Per recensire questa metal opera non posso che iniziare menzionandone l'illustre cast di cantanti e musicisti: Al microfono: Tobias Sammet; Michael Kiske; Kai Hansen; David DeFeis, André Matos, Bob Catley; Oliver Hartmann; Sharon Den Adel, Rob Rock; Ralf Zdiarstek. Strumentisti: Henjo Richter; Markus Grosskopf; Alex Holzwart, Eric Singer, Norman Meiritz; Frank Tischer; Timo Tolkki; Jens Ludwig.
La presenza dietro al microfono di alcuni tra i vocalist più inarrivabili della storia metal dovrebbe già di per sé far scattare l'acquisto automatico, nonostante l'assegnazione delle pertinenze sia iniqua: ad Hartmann non spettano più di due strofe, per altro sublimi, mentre all'ideatore del Concept (Tobias Sammet) spettano la stragrande maggioranza; senza volergli nulla togliere, lui è un mostro negli acuti, e non gliene sentiremo molti.
"The seven Angels" apre il disco con una lunga intro ecclesiasticica, alla quale sovvengono Hartmann, Kiske, Rob Rock, Sammet, Hansen e Matos. Nel sottofondo abbiamo anche degl'archi. Traccia spettacolare e testi ispiratissimi, protratta fino ad un quarto d'ora.
"No return" avvia la metrice power con basso e chitarra sfrenati, linee vocali trascinate, affidate a Sammet e Kiske, ritornello troppo assiduo.
"The looking glass" procede identica, alleggerita nel sottofondo, al microfono Sammet e Catley. Refrain ancora invadente. Buoni i passaggi chitarra solista.
"In quest for" riprende col piano, e sempre il duo Catley-Sammet, canzone lenta e belle le strofe. Il concept è sul tipo del "Signore degli anelli", con al posto dell'elfo un monaco, al posto dell'anello dei sigilli, noché nuance filosofica orientaleggiante.
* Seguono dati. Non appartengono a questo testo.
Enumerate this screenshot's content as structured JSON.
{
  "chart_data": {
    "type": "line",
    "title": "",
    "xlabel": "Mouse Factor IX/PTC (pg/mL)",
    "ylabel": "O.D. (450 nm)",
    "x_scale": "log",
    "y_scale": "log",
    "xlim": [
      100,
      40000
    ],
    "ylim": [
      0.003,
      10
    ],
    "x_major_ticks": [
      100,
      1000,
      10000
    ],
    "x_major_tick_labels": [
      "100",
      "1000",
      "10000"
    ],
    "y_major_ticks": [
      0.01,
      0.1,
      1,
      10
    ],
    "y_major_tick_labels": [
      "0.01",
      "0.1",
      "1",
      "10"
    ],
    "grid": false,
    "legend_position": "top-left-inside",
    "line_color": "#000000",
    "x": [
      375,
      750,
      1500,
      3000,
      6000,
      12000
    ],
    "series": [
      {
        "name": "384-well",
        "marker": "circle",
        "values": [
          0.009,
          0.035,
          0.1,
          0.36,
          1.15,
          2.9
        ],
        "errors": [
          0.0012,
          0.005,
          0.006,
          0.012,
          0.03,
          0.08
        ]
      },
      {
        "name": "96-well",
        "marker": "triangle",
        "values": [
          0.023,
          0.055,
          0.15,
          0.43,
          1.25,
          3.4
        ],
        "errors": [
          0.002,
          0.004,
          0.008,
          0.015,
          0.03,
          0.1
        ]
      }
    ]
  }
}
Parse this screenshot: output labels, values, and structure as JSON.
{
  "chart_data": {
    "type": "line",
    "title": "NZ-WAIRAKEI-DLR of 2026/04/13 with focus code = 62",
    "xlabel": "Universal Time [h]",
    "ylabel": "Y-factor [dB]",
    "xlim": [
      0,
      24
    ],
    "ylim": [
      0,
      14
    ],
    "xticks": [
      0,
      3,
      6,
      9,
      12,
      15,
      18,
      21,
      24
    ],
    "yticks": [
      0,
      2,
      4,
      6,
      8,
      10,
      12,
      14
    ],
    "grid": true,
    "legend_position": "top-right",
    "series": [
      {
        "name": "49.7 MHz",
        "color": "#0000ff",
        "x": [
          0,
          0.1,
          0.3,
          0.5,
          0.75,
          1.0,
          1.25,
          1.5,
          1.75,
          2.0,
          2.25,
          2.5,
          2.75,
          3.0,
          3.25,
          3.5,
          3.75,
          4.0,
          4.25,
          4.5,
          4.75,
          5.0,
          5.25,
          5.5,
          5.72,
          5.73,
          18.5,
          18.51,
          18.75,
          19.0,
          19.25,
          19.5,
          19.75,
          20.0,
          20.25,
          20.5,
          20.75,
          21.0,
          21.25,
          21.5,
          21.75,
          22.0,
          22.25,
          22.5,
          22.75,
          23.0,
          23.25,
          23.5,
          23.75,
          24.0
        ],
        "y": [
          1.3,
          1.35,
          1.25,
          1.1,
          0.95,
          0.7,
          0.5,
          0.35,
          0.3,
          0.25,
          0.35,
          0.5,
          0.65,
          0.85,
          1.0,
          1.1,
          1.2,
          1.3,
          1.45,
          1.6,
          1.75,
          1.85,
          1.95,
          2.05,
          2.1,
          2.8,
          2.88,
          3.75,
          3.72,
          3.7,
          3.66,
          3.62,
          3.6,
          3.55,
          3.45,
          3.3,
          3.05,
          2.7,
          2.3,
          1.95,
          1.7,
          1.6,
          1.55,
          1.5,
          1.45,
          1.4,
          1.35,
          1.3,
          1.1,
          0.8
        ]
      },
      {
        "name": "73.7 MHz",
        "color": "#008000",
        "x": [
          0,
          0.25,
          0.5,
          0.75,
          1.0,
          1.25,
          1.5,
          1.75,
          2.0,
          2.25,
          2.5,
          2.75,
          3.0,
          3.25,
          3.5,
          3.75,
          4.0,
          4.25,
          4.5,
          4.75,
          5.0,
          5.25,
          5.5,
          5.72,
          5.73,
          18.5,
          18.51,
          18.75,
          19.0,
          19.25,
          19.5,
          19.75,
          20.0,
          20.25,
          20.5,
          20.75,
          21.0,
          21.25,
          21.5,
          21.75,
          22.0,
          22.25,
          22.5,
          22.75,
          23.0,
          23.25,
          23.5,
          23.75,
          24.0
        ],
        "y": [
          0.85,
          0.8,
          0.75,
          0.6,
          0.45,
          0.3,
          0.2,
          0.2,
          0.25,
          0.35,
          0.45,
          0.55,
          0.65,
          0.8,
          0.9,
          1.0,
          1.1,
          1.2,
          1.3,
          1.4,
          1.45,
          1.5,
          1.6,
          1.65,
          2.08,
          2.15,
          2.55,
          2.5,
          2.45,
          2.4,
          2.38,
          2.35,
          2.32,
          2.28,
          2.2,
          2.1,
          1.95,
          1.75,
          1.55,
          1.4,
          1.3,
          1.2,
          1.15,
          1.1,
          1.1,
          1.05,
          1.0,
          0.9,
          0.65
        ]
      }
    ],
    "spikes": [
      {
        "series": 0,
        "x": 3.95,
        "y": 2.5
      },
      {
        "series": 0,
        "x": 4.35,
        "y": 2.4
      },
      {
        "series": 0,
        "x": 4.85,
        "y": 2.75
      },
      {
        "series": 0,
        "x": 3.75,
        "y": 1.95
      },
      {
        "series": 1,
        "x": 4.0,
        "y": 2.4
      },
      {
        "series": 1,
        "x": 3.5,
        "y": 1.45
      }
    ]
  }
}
"The final sacriface" avanza un metal più ruvido, finalmente strepitosa l'interpretazione di Sammet e bravino anche DeFeis (un po' gracchiante) traccia questa, a mio dire, migliore del disco.
Riprende il microfono Rob Rock su "Neverland", insieme all'onnipresente Sammet e cori. I cori poi sono ciò che fornisce un'impressione propria all'album, più ecclesiastico del classico power.
"Anywhere", secondo lento, molto ispirato nel refrain in rima, tratta temi quali la speranza, il futuro e l'amicizia.
Le tracce seguenti ripristinano il complesso collettivo al microfono (in cui debutta l'ottimo Zdiarstek, meno conosciuto, ma a mio dire il migliore) assieme alle alte frequenze.
L'ultima traccia presenta l'incantevole Sharon Den Adel per non più di una strofa (altro strafalcione di Sammet), mantenendo poi le coordinate.
Per tante ragioni questo disco dovrebbe essere sacro per gli amanti del metal, per altre no, fra cui, a mio avviso, sta la bassa marcatura negli avvicendamenti al microfono. È anche vero che alcuni di questi cantanti hanno un timbro molto simile, però chi ha ruolo di contralto non spicca particolarmente. Stesso problema che ha avuto il progetto Ayreon, sempre a mio giudizio. Ad ogni modo tanto di cappello a quasta opera di Sammet, che la buona volontà ce l'ha messa tutta, con discreto risultato.